I stumble and fall. The black comes for me—and this time, I let it.

31

SLOAN

My heart is in my throat. I watched Beck go down. I swear I could hear his head crack against the ice. And then I watched him fall a second time after only a single step.

After that, he didn’t get up again.

The air sucked out of the building like the entire place was holding its breath. I look for the fuck who cross-checked him.Duverger. It’s a name I’m never going to forget.

They’re trying to get him off the ice, but he’s a lot of man for just two guys to move. When Dix and Adrian help roll him onto his side, I can see Beck’s face is cut and the ice is stained red with his blood.

I can’t just sit here and watch. I need to get to him.

By the time my head realizes what my body is doing, I’m running down the stairs to meet the medical team carrying Beck off on a stretcher. Security guards are bellowing at me, but I don’t give a shit.

“Where are you taking him?” I scream as I jog alongside the stretcher. No one’s listening to me, and the panic rolls up my throat. I can’t let them leave me behind. “Where the fuck are you taking him?”

I grab the shirt of one of the ambulance people and hold on so that he has to look at me.

“Seattle Presbyterian,” the man answers. “Are you his wife?”

“Yes.”

It’s just a little lie. Just so I can ride in the ambulance with him. I could theoretically follow in the car, but as freaked out as I am, I don’t think anyone in Seattle wants me on the road driving right now.

The EMT sighs and tells me to follow him.
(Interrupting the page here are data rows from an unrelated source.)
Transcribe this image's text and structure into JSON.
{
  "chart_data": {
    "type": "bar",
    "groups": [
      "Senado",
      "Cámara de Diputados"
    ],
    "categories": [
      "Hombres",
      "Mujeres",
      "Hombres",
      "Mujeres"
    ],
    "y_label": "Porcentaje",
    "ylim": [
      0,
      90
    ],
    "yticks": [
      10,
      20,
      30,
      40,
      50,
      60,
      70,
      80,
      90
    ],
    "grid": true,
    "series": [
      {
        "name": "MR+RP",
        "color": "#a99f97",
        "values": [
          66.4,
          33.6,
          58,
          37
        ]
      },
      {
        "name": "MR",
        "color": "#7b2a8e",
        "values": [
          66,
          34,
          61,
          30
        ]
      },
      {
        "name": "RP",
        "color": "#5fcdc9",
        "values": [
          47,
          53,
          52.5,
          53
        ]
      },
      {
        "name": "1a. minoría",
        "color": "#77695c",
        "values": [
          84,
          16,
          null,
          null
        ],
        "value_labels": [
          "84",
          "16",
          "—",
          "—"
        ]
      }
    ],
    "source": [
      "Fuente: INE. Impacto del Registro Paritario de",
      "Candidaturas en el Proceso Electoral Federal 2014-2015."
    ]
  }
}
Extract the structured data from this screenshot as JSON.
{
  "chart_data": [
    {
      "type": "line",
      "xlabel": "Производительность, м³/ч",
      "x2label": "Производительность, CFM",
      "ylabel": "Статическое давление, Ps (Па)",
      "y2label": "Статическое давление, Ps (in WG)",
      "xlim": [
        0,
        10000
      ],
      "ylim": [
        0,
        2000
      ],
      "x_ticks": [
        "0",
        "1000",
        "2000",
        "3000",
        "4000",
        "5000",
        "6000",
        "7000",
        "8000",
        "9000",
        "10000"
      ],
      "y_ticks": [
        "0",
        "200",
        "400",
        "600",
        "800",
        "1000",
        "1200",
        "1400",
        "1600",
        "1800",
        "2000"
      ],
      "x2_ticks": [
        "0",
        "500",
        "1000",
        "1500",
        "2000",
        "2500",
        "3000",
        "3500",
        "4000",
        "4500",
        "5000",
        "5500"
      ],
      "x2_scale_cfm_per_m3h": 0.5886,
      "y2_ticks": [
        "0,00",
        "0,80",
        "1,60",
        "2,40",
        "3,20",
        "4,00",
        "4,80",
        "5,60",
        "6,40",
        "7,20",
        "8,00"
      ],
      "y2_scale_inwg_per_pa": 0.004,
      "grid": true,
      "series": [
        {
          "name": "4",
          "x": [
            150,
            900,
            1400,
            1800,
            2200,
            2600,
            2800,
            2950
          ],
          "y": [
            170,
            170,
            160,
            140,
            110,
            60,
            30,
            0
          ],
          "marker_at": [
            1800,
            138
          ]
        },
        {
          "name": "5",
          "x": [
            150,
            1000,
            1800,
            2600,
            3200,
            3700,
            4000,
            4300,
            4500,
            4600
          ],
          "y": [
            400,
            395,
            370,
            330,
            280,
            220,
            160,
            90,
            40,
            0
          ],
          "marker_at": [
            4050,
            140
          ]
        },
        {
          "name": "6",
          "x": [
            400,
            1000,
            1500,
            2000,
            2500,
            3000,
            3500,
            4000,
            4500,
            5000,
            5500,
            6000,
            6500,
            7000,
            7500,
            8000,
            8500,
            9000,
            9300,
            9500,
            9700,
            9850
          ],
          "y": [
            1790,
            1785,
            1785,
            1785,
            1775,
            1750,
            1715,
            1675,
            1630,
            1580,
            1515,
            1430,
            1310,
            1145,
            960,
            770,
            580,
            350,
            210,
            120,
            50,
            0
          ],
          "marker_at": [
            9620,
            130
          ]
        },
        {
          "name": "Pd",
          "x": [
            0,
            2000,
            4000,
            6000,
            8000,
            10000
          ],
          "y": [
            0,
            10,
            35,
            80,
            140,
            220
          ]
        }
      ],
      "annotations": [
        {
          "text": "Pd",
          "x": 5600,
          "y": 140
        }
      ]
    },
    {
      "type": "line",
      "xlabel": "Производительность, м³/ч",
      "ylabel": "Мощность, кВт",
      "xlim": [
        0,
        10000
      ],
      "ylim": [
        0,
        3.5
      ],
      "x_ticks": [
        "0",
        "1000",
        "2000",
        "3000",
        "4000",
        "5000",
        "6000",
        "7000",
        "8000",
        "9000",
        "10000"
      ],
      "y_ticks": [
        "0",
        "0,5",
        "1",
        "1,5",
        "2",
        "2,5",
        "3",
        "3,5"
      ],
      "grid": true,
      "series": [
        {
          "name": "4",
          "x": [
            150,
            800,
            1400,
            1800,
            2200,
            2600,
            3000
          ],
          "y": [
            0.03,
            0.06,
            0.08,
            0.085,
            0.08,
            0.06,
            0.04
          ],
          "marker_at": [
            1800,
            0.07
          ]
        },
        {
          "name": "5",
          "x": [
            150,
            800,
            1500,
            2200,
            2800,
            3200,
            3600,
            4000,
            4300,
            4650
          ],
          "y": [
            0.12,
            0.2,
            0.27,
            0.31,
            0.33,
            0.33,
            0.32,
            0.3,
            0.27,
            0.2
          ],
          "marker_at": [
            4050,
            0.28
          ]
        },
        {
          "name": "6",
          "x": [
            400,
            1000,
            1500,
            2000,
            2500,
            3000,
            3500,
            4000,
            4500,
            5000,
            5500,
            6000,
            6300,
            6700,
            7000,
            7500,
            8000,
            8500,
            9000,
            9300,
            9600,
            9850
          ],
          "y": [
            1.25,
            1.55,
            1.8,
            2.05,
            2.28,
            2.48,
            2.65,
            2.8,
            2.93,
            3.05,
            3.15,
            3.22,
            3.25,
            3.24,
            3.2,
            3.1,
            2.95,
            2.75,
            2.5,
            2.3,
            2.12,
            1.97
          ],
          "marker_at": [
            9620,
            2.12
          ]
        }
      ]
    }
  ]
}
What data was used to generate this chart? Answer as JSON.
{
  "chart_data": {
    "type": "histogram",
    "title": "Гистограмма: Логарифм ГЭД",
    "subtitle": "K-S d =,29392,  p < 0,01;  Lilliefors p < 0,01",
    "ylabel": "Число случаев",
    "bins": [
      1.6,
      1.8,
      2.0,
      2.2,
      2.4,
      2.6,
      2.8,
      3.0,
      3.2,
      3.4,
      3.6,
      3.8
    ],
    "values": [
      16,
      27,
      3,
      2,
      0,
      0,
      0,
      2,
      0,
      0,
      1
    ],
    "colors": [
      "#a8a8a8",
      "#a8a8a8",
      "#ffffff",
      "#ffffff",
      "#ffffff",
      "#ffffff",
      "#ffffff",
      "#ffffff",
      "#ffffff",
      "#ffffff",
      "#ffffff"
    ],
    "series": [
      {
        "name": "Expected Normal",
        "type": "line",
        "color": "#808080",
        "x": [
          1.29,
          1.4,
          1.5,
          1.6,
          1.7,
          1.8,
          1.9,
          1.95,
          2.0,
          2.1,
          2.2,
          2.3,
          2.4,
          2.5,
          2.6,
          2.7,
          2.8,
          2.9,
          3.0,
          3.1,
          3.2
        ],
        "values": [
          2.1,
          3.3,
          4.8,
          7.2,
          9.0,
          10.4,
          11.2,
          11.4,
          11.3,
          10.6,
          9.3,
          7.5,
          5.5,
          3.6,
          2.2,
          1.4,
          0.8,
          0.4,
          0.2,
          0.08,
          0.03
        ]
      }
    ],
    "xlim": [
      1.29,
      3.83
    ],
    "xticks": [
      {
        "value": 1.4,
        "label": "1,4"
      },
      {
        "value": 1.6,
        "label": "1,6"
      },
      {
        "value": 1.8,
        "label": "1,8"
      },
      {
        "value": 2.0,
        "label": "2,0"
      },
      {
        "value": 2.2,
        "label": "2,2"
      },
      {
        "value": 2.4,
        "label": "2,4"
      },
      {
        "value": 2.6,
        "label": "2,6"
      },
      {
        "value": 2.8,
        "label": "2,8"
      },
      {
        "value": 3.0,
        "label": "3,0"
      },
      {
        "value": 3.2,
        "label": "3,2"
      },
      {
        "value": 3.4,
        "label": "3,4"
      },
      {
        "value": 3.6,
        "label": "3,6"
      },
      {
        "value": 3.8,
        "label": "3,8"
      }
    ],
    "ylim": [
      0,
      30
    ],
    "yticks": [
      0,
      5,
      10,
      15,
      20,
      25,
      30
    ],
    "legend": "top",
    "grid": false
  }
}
It takes what feels like forever for the ambulance to deliver us to the hospital. It’s then another bout of forever for the tests, for the doctors, for someone to come out and tell me that Beck is back in his room and I can go see him now.

I burst through the door without bothering to knock. He’s awake and he has six stitches in his forehead over his eye. When I see him grin weakly, I can finally breathe again.

“You look like shit,” I whisper, my voice crumbling to bits.

“You really know how to make a guy feel special,” he croaks back.

I laugh, mostly so I don’t cry instead. “That was awful. That was really, really awful.”

“You should have felt it from my end.”

“Does your head hurt?” I wince as soon as I ask the question. I’m Captain freakin’ Obvious. The man just had his skull cracked open by a blindside hit—of course it hurts.

He nods slowly, eyes closed, and there’s a part of me, a tiny little minuscule part, that wants to kiss it better.

The other ninety-nine point nine percent of me squashes that urge dead on arrival.

I sink to a seat in the visitor’s chair next to his hospital bed. “Is there anything I can do? I feel useless just sitting here.”

“You mean like hold my hand because I’m scared?” He smiles. “Calm yourself. I’m fine. As a matter of fact, if you want to go home, you can. I can catch a ride with…” He looks around like he might see someone volunteering to take him home. “I can get a Lyft, I guess.”

The words are out of my mouth before I can think how they’ll sound: “Over my dead body.”

That infuriating grin of his flashes again before another wave of pain rinses it away. “I don’t think your murder is necessary. Not just yet, anyway.”

The relief of the moment surges in my blood, and I have a sudden urge to throw myself on him and hug until he hugs me back. I have to curl my nails into my palms to keep from grabbing the bed rail and vaulting on top of him, just so I can touch him and make sure he’s real and here and okay.

I’ve made enough of a fool of myself already.